Adress-Qualität schwankt je nach Branche

Unterschiede in der Adressdatenqualität im Vergleich zu 2015 (Bild: Deutsche Post Direkt)Unterschiede in der Adressdatenqualität im Vergleich zu 2015 (Bild: Deutsche Post Direkt)Die Studie zeigt, dass jede Branche spezifische Probleme hat. Primus mit Blick auf die Adress-Qualität ist der Banken-Sektor, bei dem 7 Prozent der Adressen unzustellbar waren und 2,9 Prozent einer Fehler-Korrektur bedurften. Eklatante Probleme mit der Adress-Qualität haben dagegen der öffentliche Bereich, Verlage und der Einzelhandel. Im öffentlichen Sektor, zu dem zum Beispiel auch Strom-, Gas- und Wasser-Versorger zählen, sowie bei Verlagen ist mit 26,7 beziehungsweise 24,3 Prozent der Anteil unzustellbarer Adressen besonders hoch. Das gleiche gilt für den Einzelhandel: Auch hier ist jede fünfte Adresse veraltet.

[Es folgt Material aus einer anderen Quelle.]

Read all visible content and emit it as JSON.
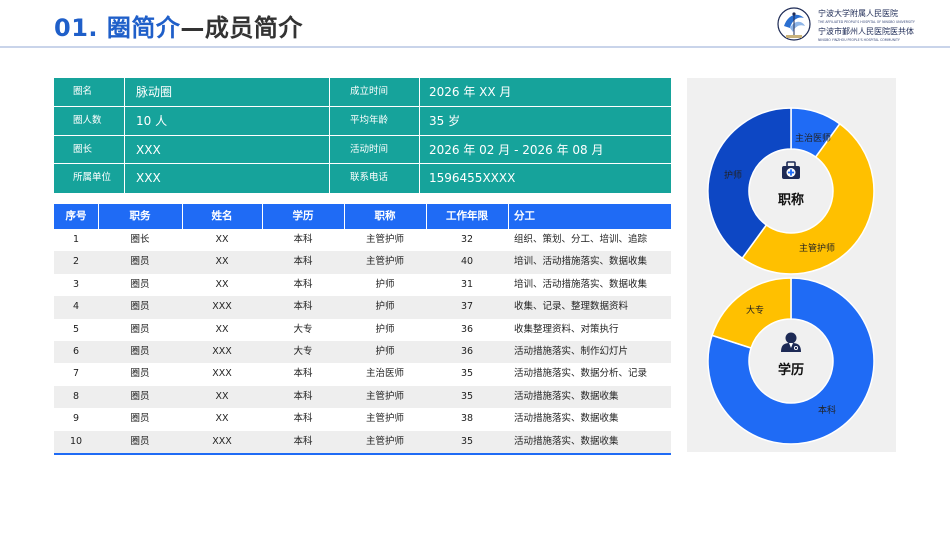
{
  "title": {
    "number": "01.",
    "main": "圈简介",
    "sub": "—成员简介"
  },
  "logo": {
    "line1": "宁波大学附属人民医院",
    "line1_en": "THE AFFILIATED PEOPLE'S HOSPITAL OF NINGBO UNIVERSITY",
    "line2": "宁波市鄞州人民医院医共体",
    "line2_en": "NINGBO YINZHOU PEOPLE'S HOSPITAL COMMUNITY"
  },
  "info": [
    {
      "label1": "圈名",
      "value1": "脉动圈",
      "label2": "成立时间",
      "value2": "2026 年 XX 月"
    },
    {
      "label1": "圈人数",
      "value1": "10 人",
      "label2": "平均年龄",
      "value2": "35 岁"
    },
    {
      "label1": "圈长",
      "value1": "XXX",
      "label2": "活动时间",
      "value2": "2026 年 02 月 - 2026 年 08 月"
    },
    {
      "label1": "所属单位",
      "value1": "XXX",
      "label2": "联系电话",
      "value2": "1596455XXXX"
    }
  ],
  "members": {
    "headers": [
      "序号",
      "职务",
      "姓名",
      "学历",
      "职称",
      "工作年限",
      "分工"
    ],
    "rows": [
      [
        "1",
        "圈长",
        "XX",
        "本科",
        "主管护师",
        "32",
        "组织、策划、分工、培训、追踪"
      ],
      [
        "2",
        "圈员",
        "XX",
        "本科",
        "主管护师",
        "40",
        "培训、活动措施落实、数据收集"
      ],
      [
        "3",
        "圈员",
        "XX",
        "本科",
        "护师",
        "31",
        "培训、活动措施落实、数据收集"
      ],
      [
        "4",
        "圈员",
        "XXX",
        "本科",
        "护师",
        "37",
        "收集、记录、整理数据资料"
      ],
      [
        "5",
        "圈员",
        "XX",
        "大专",
        "护师",
        "36",
        "收集整理资料、对策执行"
      ],
      [
        "6",
        "圈员",
        "XXX",
        "大专",
        "护师",
        "36",
        "活动措施落实、制作幻灯片"
      ],
      [
        "7",
        "圈员",
        "XXX",
        "本科",
        "主治医师",
        "35",
        "活动措施落实、数据分析、记录"
      ],
      [
        "8",
        "圈员",
        "XX",
        "本科",
        "主管护师",
        "35",
        "活动措施落实、数据收集"
      ],
      [
        "9",
        "圈员",
        "XX",
        "本科",
        "主管护师",
        "38",
        "活动措施落实、数据收集"
      ],
      [
        "10",
        "圈员",
        "XXX",
        "本科",
        "主管护师",
        "35",
        "活动措施落实、数据收集"
      ]
    ]
  },
  "chart_data": [
    {
      "type": "pie",
      "title": "职称",
      "icon": "medical-kit-icon",
      "categories": [
        "主治医师",
        "主管护师",
        "护师"
      ],
      "values": [
        1,
        5,
        4
      ],
      "colors": [
        "#1f6bf5",
        "#ffc000",
        "#0d47c4"
      ]
    },
    {
      "type": "pie",
      "title": "学历",
      "icon": "doctor-icon",
      "categories": [
        "本科",
        "大专"
      ],
      "values": [
        8,
        2
      ],
      "colors": [
        "#1f6bf5",
        "#ffc000"
      ]
    }
  ],
  "colors": {
    "accent": "#1f5fc9",
    "teal": "#16a39b",
    "header_blue": "#1f6bf5",
    "yellow": "#ffc000",
    "dark_blue": "#0d47c4"
  }
}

Adressen unterliegen permanenten Änderungen wie ein Blick in die Statistik zeigt. 2017 haben sich in Deutschland 163 Ortsnamen geändert, rund 11.000 Straßen wurden neu angelegt, aufgeteilt oder umbenannt. Zudem veralten Adressen jedes Jahr durch rund 11 Millionen Umzüge, 900.000 Todesfälle sowie 400.000 Hochzeiten und 150.000 Scheidungen und die damit verbundenen Namensänderungen. Deshalb müssen sich Unternehmen kontinuierlich um die Bereinigung und Aktualisierung ihrer Kundenadressen kümmern.